Eddy also recommended an explicit statement of the degree of proscription or force implied by a protocol. In one of the articles (Eddy, 1990a ), he suggests a distinction between:

  1. ‘standards’ for rigid application, from which it would probably be malpractice to deviate

  2. ‘guidelines’, where there is more flexibility

  3. ‘options’, when the evidence is more equivocal.
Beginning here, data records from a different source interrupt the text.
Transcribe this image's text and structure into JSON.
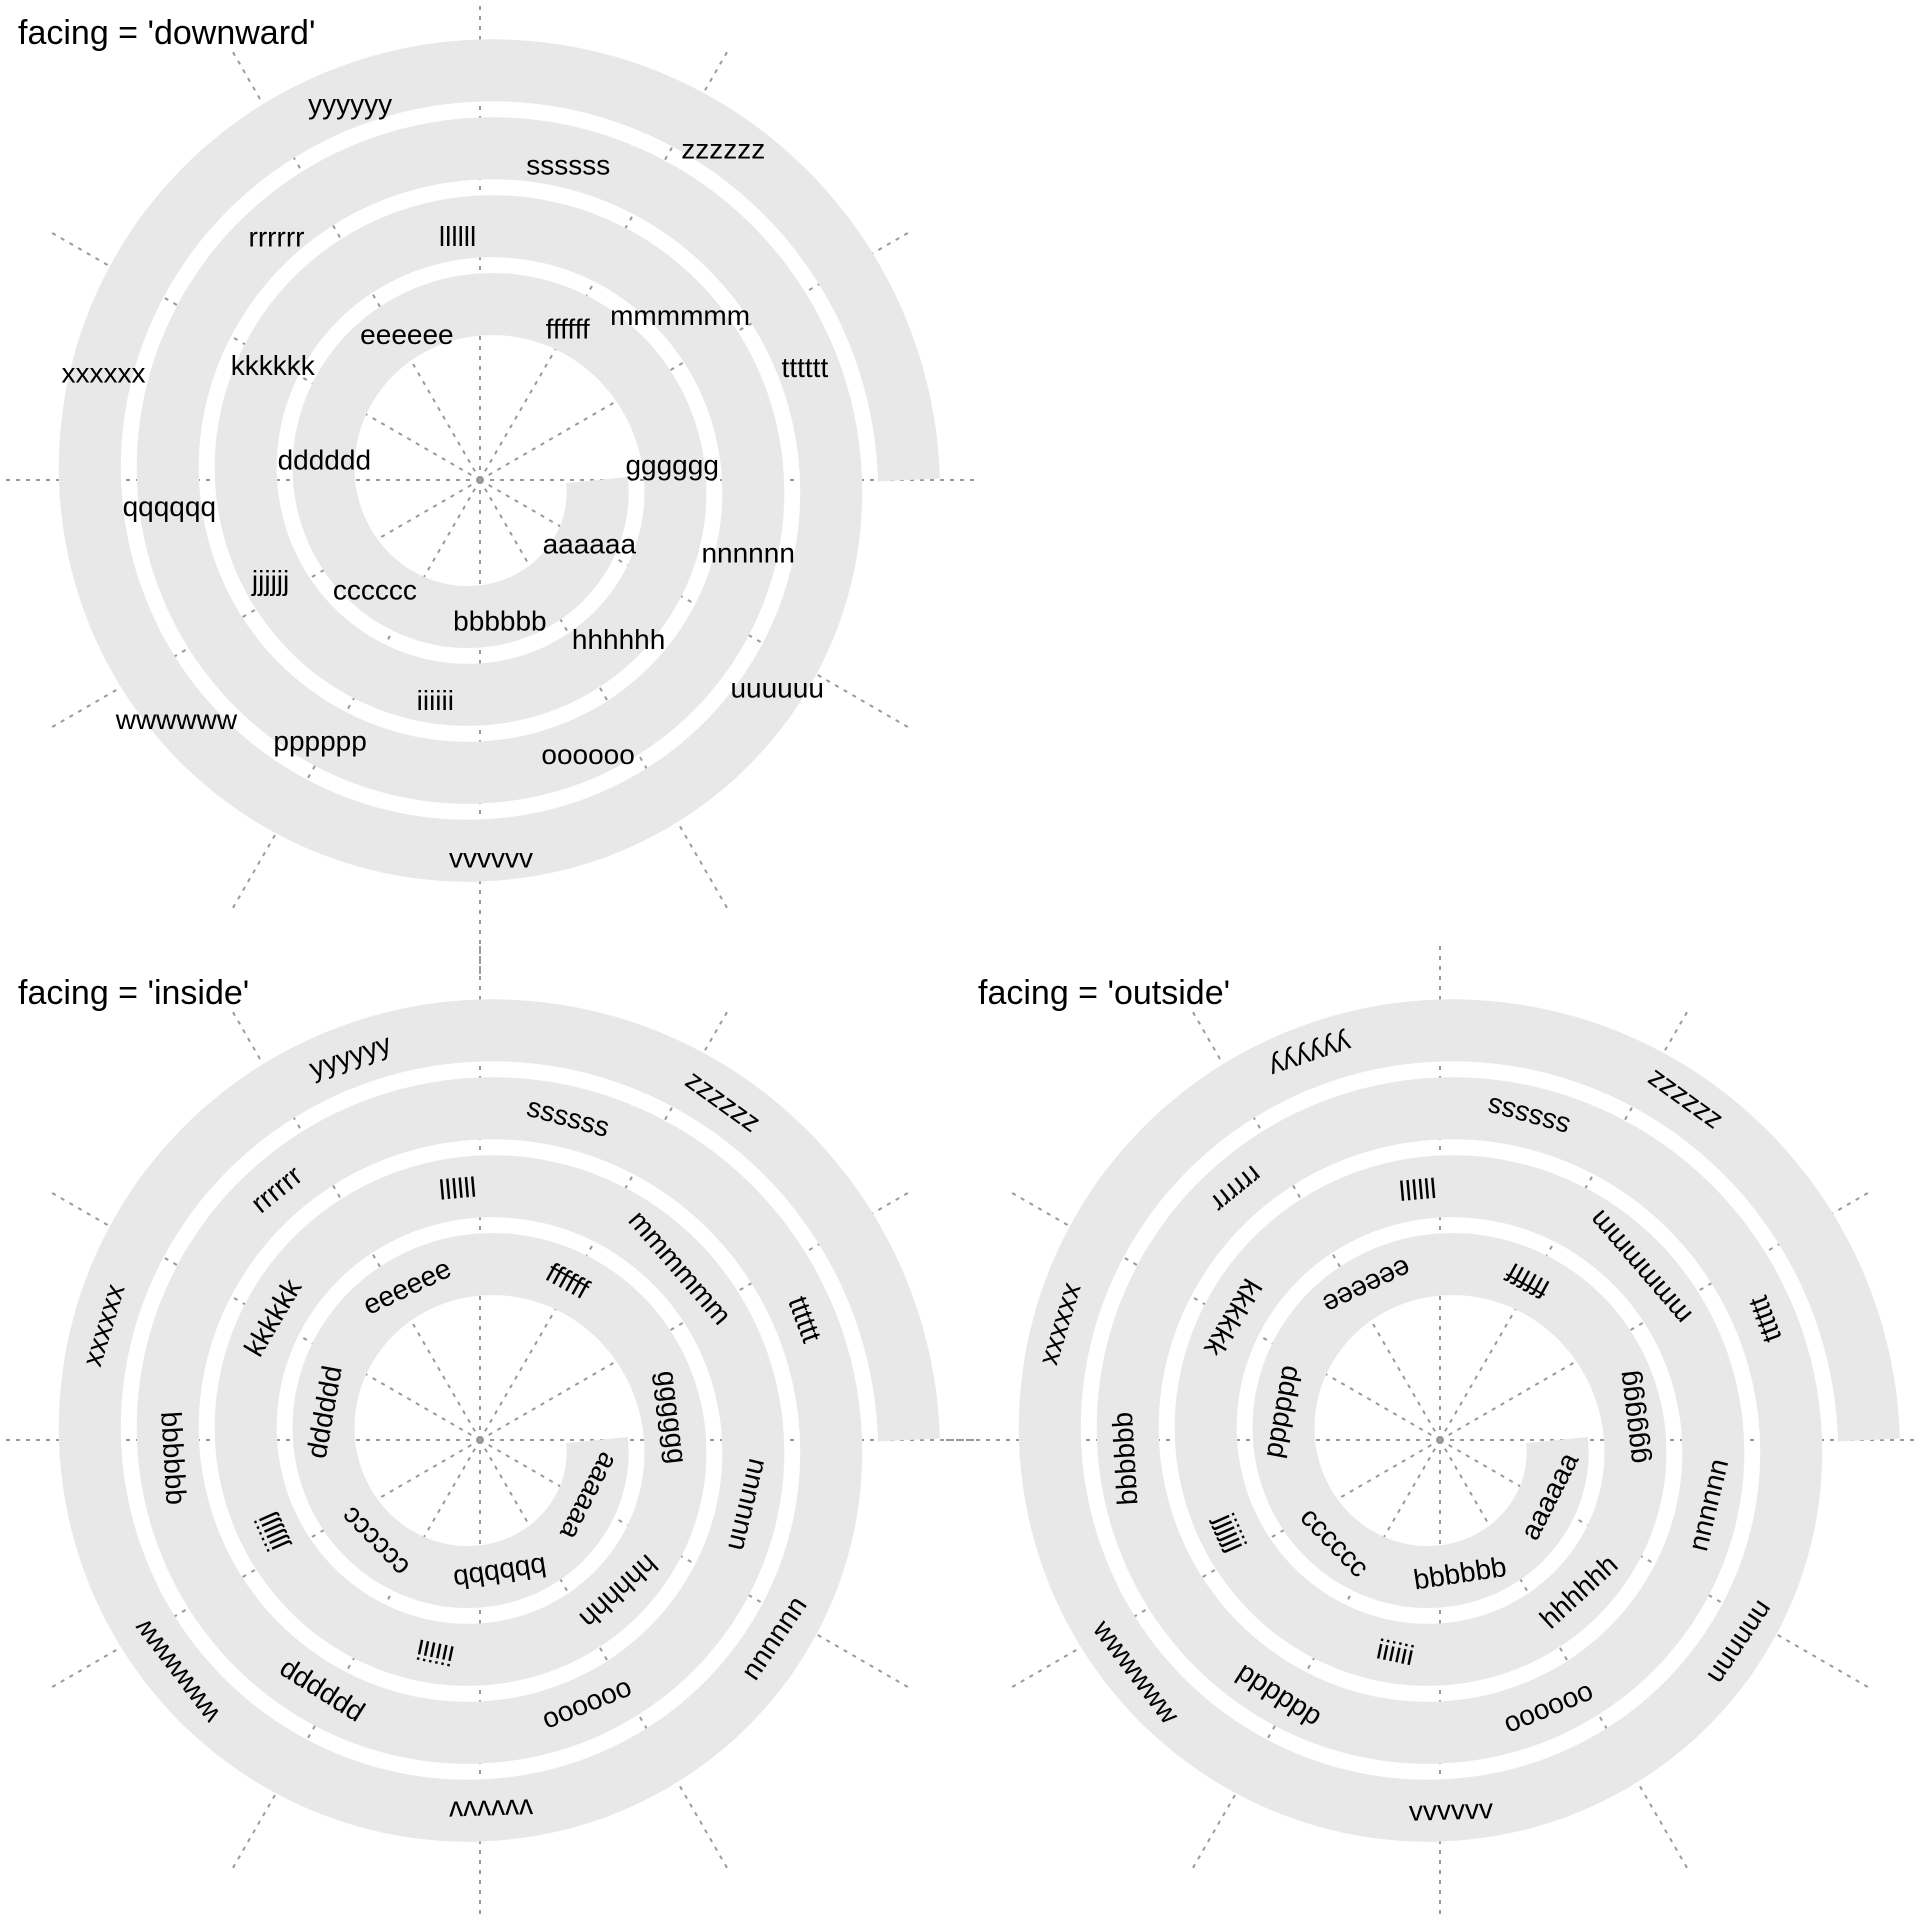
{
  "colors": {
    "track": "#e8e8e8",
    "guide": "#9a9a9a",
    "text": "#000000",
    "background": "#ffffff"
  },
  "panels": [
    {
      "id": "downward",
      "facing": "downward",
      "title": "facing = 'downward'"
    },
    {
      "id": "inside",
      "facing": "inside",
      "title": "facing = 'inside'"
    },
    {
      "id": "outside",
      "facing": "outside",
      "title": "facing = 'outside'"
    }
  ],
  "chart_data": {
    "type": "spiral",
    "spokes": 12,
    "turns": 4,
    "labels": [
      "aaaaaa",
      "bbbbbb",
      "cccccc",
      "dddddd",
      "eeeeee",
      "ffffff",
      "gggggg",
      "hhhhhh",
      "iiiiii",
      "jjjjjj",
      "kkkkkk",
      "llllll",
      "mmmmmm",
      "nnnnnn",
      "oooooo",
      "pppppp",
      "qqqqqq",
      "rrrrrr",
      "ssssss",
      "tttttt",
      "uuuuuu",
      "vvvvvv",
      "wwwwww",
      "xxxxxx",
      "yyyyyy",
      "zzzzzz"
    ]
  }
}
However, even given this gradation (which is often now in some form incorporated into guidance), there is still the question of how central guidance may be interpreted and used by local managers and clinicians. Eddy (1990a ) makes the point that we are often ambivalent about freedom –life may be easier and less anxiety-provoking when we fall back on external precautionary restriction (especially as suggested above in a climate of anxiety about risk). But doing this may at times restrict legitimate clinical options for patients.

Precaution and health

We live in an era of increasing protocol management. We can support the development of evidence-based practice, but at the same time be concerned about the risk of relying on unnecessarily restrictive protocols. The danger is that these protocols may at times conflate overly precautionary inferences from the evidence with the needs of centralised health planning, institutional risk management and individuals’ own management of clinical anxiety. Of course, committees of all kinds have a critical role in protecting the public and maintaining confidence in medicine. But overreliance on public caution may mean that patients are deprived of the treatments that may help them. The potential risks of a particular treatment must be equally balanced against the risks of no treatment (or no medical advance) – both for the individual patient in the clinic and for public policy in general.